The unjust and, although expected, unbelievable decision by Spain's Supreme Court to keep Oriol Junqueras in prison without bail is a colossal hit to the rule of law. At least, to the rule of law based on legal decisions resting on the understanding of what is being ordered and what is being written. It's difficult to account for what, in twenty-seven pages, ends up being a compendium of hypotheses with no evidence beyond Junqueras's ideology and placing responsibility for the violence during the referendum on the vote's organisers and not on the police whose actions set it off.
The order, unanimously approved by the three magistrates of the court's Penal Chamber, is debatable, not just as any legal order affecting the safeguarding of the public's rights is, but also, in the case which concerns us, what for it involves in terms of an incursion by politics into the world of justice, starting with the Spanish government and continuing with the Attorney General.
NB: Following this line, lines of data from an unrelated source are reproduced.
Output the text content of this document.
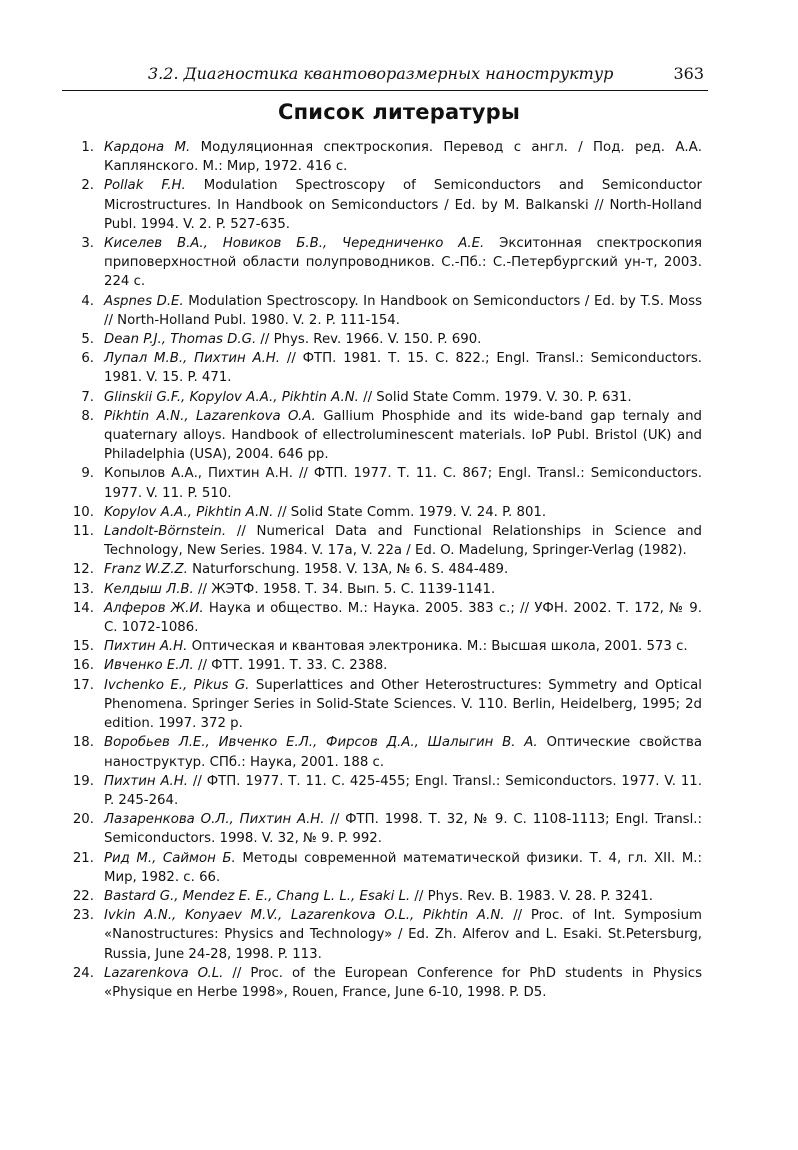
3.2. Диагностика квантоворазмерных наноструктур	363
Список литературы
1. Кардона М. Модуляционная спектроскопия. Перевод с англ. / Под. ред. А.А. Каплянского. М.: Мир, 1972. 416 с.
2. Pollak F.H. Modulation Spectroscopy of Semiconductors and Semiconductor Microstructures. In Handbook on Semiconductors / Ed. by M. Balkanski // North-Holland Publ. 1994. V. 2. P. 527-635.
3. Киселев В.А., Новиков Б.В., Чередниченко А.Е. Экситонная спектроскопия приповерхностной области полупроводников. С.-Пб.: С.-Петербургский ун-т, 2003. 224 с.
4. Aspnes D.E. Modulation Spectroscopy. In Handbook on Semiconductors / Ed. by T.S. Moss // North-Holland Publ. 1980. V. 2. P. 111-154.
5. Dean P.J., Thomas D.G. // Phys. Rev. 1966. V. 150. P. 690.
6. Лупал М.В., Пихтин А.Н. // ФТП. 1981. Т. 15. С. 822.; Engl. Transl.: Semiconductors. 1981. V. 15. P. 471.
7. Glinskii G.F., Kopylov A.A., Pikhtin A.N. // Solid State Comm. 1979. V. 30. P. 631.
8. Pikhtin A.N., Lazarenkova O.A. Gallium Phosphide and its wide-band gap ternaly and quaternary alloys. Handbook of ellectroluminescent materials. IoP Publ. Bristol (UK) and Philadelphia (USA), 2004. 646 pp.
9. Копылов А.А., Пихтин А.Н. // ФТП. 1977. Т. 11. С. 867; Engl. Transl.: Semiconductors. 1977. V. 11. P. 510.
10. Kopylov A.A., Pikhtin A.N. // Solid State Comm. 1979. V. 24. P. 801.
11. Landolt-Börnstein. // Numerical Data and Functional Relationships in Science and Technology, New Series. 1984. V. 17a, V. 22a / Ed. O. Madelung, Springer-Verlag (1982).
12. Franz W.Z.Z. Naturforschung. 1958. V. 13A, № 6. S. 484-489.
13. Келдыш Л.В. // ЖЭТФ. 1958. Т. 34. Вып. 5. С. 1139-1141.
14. Алферов Ж.И. Наука и общество. М.: Наука. 2005. 383 с.; // УФН. 2002. Т. 172, № 9. С. 1072-1086.
15. Пихтин А.Н. Оптическая и квантовая электроника. М.: Высшая школа, 2001. 573 с.
16. Ивченко Е.Л. // ФТТ. 1991. Т. 33. С. 2388.
17. Ivchenko E., Pikus G. Superlattices and Other Heterostructures: Symmetry and Optical Phenomena. Springer Series in Solid-State Sciences. V. 110. Berlin, Heidelberg, 1995; 2d edition. 1997. 372 p.
18. Воробьев Л.Е., Ивченко Е.Л., Фирсов Д.А., Шалыгин В. А. Оптические свойства наноструктур. СПб.: Наука, 2001. 188 с.
19. Пихтин А.Н. // ФТП. 1977. Т. 11. С. 425-455; Engl. Transl.: Semiconductors. 1977. V. 11. P. 245-264.
20. Лазаренкова О.Л., Пихтин А.Н. // ФТП. 1998. Т. 32, № 9. С. 1108-1113; Engl. Transl.: Semiconductors. 1998. V. 32, № 9. P. 992.
21. Рид М., Саймон Б. Методы современной математической физики. Т. 4, гл. XII. М.: Мир, 1982. с. 66.
22. Bastard G., Mendez E. E., Chang L. L., Esaki L. // Phys. Rev. B. 1983. V. 28. P. 3241.
23. Ivkin A.N., Konyaev M.V., Lazarenkova O.L., Pikhtin A.N. // Proc. of Int. Symposium «Nanostructures: Physics and Technology» / Ed. Zh. Alferov and L. Esaki. St.Petersburg, Russia, June 24-28, 1998. P. 113.
24. Lazarenkova O.L. // Proc. of the European Conference for PhD students in Physics «Physique en Herbe 1998», Rouen, France, June 6-10, 1998. P. D5.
As such, whatever is not a crime in Belgium is withdrawn and it doesn't matter and, whether or not it's a crime in Spain, which will be decided by a trial in any case, ends up being so by the course of events and they turn to preventive detention.
The general impression is that, having failed in their attempt to prevent a pro-independence majority in the Catalan Parliament from the 21st December election, a phase has started in which the state, far from offering a solution to what the Catalans voted for, are trying to close off any and all alternatives there might be. Both for the return of president Puigdemont and the release of vice-president Junqueras.
Not just that: many people seem to be enjoying the "the worse, the better" strategy and the use of preventive detention, in practice, as a punishment. A kind of sentence without any process. In fact, the privation of his liberty is used spuriously to attribute him with conspiracies and quarrels in the independence movement and in his relationship (complex and via intermediaries) with Puigdemont.
Junqueras has been in prison since 2nd November (as has Joaquim Forn, the Jordis have been in longer); he's been prevented from carrying out an election campaign with the harm that means for his party, Esquerra; disagreements in the configuration of the new Catalan government are circulated through the usual media and his support for dialogue and bilaterality, expressed before the Supreme Court, is forgotten.
Now it's worth nothing, nobody listens when he declares himself to be a man of peace. Someone has decided that nor will there be enough with his humiliation.